Tusinean / Approaching Industrial Ruins in a Post-communist Landscape

Approaching Industrial Ruins in a Post-communist Landscape A design-driven transformative rethinking of industrial heritage in Romania.

Author: Monica Tusinean, TU Berlin

Supervisor: Ignacio Borrego Gómez-Pallete, Prof. Dr., TU Berlin; Jürgen Weidinger, TU Berlin

Research stage: Intermediate doctoral stage

Category: Paper

DDR Statement

Tackling the research issue - the handling of industrial ruins in a post-communist landscape - through principles anchored in architectural design has proven particularly fruitful. A design-directed approach has enriched the research process by adding another essential layer to the process of generating knowledge: the speculative creative moment, in which intuition and reason interweave, followed by the subsequent interrogation of outcomes through a structured lens.

This practice allowed the uncovering of underlying complex entanglements of issues by means of “tacit knowing” 1, which is intrinsic to architectural design.

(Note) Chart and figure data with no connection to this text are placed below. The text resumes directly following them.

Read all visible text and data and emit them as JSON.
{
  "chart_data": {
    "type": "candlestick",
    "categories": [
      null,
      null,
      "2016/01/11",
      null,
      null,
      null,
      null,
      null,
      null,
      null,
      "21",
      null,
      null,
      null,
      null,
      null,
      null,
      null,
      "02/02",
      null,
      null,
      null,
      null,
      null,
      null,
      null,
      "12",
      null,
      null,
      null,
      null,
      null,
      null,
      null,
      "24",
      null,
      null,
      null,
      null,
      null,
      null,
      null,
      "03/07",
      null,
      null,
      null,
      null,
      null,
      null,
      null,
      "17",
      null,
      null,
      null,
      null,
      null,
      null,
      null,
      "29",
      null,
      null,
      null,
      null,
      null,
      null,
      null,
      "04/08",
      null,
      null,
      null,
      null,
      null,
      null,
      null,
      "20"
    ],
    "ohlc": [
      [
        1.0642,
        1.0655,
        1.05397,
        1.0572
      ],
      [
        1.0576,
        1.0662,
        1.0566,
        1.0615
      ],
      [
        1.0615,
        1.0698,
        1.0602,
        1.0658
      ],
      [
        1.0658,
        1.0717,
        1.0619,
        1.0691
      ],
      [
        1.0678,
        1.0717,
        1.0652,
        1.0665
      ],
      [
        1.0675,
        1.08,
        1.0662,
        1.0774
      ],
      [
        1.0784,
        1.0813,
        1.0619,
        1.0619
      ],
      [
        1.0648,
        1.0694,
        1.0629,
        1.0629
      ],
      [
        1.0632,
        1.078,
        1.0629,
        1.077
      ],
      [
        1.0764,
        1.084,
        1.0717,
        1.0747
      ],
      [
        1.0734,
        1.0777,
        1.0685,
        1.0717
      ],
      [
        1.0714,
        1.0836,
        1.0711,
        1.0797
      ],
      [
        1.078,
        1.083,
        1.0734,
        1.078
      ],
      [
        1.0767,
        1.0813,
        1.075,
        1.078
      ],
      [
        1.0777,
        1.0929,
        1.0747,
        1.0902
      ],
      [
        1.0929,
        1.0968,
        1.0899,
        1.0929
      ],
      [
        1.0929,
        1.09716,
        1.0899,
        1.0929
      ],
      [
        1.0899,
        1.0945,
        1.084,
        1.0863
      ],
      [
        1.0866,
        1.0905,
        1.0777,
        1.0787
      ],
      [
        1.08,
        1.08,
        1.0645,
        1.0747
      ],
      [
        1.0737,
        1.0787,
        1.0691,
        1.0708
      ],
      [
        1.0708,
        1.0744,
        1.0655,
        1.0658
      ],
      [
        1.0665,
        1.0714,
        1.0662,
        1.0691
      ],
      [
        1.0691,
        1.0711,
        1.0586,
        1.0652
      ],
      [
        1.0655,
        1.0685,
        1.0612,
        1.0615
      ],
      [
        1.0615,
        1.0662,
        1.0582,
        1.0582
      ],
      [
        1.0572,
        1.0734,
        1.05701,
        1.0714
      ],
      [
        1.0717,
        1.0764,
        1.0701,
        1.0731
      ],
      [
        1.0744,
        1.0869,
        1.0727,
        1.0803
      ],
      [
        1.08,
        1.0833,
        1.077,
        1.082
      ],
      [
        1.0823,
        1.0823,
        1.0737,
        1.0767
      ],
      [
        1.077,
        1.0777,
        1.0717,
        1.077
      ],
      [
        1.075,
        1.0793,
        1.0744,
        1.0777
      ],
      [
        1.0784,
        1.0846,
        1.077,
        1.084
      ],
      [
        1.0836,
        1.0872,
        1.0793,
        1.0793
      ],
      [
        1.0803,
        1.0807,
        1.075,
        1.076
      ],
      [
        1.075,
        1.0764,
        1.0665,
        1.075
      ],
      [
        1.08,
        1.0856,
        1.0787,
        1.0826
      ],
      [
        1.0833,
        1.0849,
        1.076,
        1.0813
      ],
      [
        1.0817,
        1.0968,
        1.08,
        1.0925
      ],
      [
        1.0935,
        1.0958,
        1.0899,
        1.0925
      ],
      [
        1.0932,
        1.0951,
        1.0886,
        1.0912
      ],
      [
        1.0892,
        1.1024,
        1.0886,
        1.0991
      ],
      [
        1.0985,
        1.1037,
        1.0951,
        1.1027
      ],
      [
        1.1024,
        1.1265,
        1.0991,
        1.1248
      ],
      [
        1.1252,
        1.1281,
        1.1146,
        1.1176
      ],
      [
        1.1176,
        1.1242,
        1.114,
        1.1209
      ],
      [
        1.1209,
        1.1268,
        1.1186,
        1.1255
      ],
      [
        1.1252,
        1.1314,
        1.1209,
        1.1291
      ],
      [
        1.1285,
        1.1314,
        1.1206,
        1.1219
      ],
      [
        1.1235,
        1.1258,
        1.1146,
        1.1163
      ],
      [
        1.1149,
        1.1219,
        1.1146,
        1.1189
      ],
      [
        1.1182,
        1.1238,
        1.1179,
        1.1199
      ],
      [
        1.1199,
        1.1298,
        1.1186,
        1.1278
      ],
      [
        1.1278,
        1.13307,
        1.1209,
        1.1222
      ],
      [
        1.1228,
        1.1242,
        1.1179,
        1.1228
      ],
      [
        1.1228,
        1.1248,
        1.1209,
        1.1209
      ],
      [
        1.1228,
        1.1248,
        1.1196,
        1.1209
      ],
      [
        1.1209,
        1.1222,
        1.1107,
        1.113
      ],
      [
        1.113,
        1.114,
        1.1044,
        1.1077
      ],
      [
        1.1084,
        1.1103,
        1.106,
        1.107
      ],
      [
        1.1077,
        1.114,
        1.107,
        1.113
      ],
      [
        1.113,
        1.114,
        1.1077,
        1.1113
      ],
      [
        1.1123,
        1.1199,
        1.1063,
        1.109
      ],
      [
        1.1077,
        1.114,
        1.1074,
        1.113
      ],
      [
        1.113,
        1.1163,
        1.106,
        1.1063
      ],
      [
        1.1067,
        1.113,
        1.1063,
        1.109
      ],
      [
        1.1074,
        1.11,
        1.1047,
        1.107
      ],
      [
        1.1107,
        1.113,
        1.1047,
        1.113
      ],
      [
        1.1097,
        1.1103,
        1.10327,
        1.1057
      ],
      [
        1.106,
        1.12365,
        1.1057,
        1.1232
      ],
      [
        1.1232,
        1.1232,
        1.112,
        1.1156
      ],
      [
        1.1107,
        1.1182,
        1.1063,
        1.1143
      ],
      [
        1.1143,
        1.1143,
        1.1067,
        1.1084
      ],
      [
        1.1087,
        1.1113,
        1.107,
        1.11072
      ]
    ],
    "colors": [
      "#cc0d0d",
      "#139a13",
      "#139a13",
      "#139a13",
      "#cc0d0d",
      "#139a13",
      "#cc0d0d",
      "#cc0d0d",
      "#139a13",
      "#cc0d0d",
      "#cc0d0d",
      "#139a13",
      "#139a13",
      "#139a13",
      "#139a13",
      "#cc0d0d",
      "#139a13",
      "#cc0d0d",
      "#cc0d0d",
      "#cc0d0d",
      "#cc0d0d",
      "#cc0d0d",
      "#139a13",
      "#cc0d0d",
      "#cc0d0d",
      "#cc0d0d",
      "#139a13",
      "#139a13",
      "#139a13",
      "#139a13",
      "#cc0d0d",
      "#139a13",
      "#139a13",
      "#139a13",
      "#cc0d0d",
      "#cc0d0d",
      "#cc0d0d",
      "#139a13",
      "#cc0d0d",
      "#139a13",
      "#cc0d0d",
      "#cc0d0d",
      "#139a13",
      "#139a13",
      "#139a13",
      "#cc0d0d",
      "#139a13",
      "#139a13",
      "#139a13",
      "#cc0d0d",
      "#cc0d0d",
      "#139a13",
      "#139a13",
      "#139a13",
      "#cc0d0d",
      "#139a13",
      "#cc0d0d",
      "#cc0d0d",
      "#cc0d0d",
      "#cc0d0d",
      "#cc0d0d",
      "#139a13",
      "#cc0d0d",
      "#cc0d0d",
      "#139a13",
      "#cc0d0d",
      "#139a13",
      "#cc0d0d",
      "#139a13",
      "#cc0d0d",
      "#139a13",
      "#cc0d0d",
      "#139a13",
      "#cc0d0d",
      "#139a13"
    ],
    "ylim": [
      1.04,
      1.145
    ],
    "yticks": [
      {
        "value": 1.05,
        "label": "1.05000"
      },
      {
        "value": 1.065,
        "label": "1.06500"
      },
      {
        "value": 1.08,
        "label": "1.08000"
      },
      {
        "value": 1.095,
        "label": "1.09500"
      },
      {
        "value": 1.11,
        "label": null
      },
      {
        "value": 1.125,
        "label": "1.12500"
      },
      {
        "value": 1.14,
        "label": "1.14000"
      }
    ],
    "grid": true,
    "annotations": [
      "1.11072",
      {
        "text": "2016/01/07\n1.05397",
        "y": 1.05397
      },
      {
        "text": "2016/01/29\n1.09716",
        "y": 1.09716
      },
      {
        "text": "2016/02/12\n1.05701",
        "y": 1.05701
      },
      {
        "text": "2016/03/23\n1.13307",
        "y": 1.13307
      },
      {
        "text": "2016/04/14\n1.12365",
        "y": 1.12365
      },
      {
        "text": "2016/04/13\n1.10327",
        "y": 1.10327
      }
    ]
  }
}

The basis for this is a “research method collage”1, anchored primarily in the comparative interrogation of the conflicts that arise between design versus built realities as well as conceptual designs versus complete architectural designs, all tied into an overarching written narrative of personal and shared memory and perception of the post-communist cultural landscape.

Three self authored design Case Studies evolve and inform each other simultaneously, in an interplay of design timeframes: Case Study 1 representing a type of “paleoteric knowledge” 2, by which a finalized design project (which employed traditional attitudes towards design) can be interrogated retrospectively, versus the “neoteric knowledge” introduced by the other two Case Studies, which are forward-looking 2, and intrinsically playful and speculative.

Case Study 1 is a full design and execution, Case Study 3 is a conceptual design proposal, and Case Study 2 is a range of design experiments and analyses, which don’t tie into a single full architectural design, as one would hand up for a competition, but are more process, rather than final result oriented. The interplay between these three designs has so far yielded some preliminary conclusions and strategies, and is still a work in progress.

Some modes of design action that are recognizable in all three designs include: clarifying structures, clarifying circulation 3, and design by removal and subtraction focussing on the voids and interstitial spaces.

These conclusions arose with increased clarity after a number of other design strategies (for example additive actions with formal architectural intention) had been tested and had proven either too generic, or unfitting within the cultural context the research operates.

The designs are meant to describe methods of tactical approaches and critical care, rather than illustrate finished models, that would intrinsically be hyper-specific and thus non-transferrable, or too generic, thus contradicting one of the primal objectives of the research: to counteract imitation and artificial grafting of strategies employed elsewhere, onto a hyper-particular site, both cultural and physical.

The argument building in interplay with the socio-cultural inquiries of the research, is that it is precisely this reduced approach to design that is appropriate and viable in the context of Romanian industrial wastelands.

Regarding the design tools used, the predominant use of hand drawings and watercolours is chosen to illustrate the exploration of the imprecise, speculative nature of the surveyed objects and the subsequent design proposals 4. Computer aided design drawings have been consciously excluded from this process, as these will impose a level of precision which might give the impression of a finalized action upon an object that isn’t in a constant state of change and decay.

The other method of capturing the intricacies of the sites is filming particular scenes, as this allows a juxtaposition of aural elements, and photography during site visits. Annotated sketches are forming a bridge between the narrative, written component in the research collage and the design drawings mentioned.

Examination of the three case studies with their vastly different design approaches, currently suggests the most viable course of action is one that proposes doing “barely anything”, or rather more radically, “undoing” 5.

As the “success” of a design proposal for Case Studies 2 and 3 can not be verified a posteriori (and while fruition of a hypothetical proposal could be deducted from other similar case studies, these are few and far between in Romania), the epistemological aim had to be reformulated. The research no longer intends to showcase a comprehensive catalogue of interventions strategies of clearly defined transferability, but has shifted its course towards a design-driven procedure that illustrates how conclusions were methodically drawn, in order to cement the relevance of a novel approach to decaying bodies of industrial ruins: not as “urban development assets” but as entities whose ties to a shared past have to be nurtured.

The research is proving to be an ongoing conversation between the designer and the objects designed, focussing on this recursive process rather than on a finished architectural product.

Figure 1

  1. Prominski, Martin. 2019. “Design Research for Urban Landscapes.” Routledge
  2. Buchanan, Richard. “The Study of Design: Doctoral Education and Research in a New Field of Inquiry” - Doctoral Education in Design 1998, Proceedings of the ohio Conference, October 8-11. 1998
  3. Koolhaas, Rem (2014) “Preservation is overtaking us”, GSAAP Transcripts series
  4. Pallasmaa, Juhani (1988) “The Thinking Hand”, John Wiley & Sons Ltd.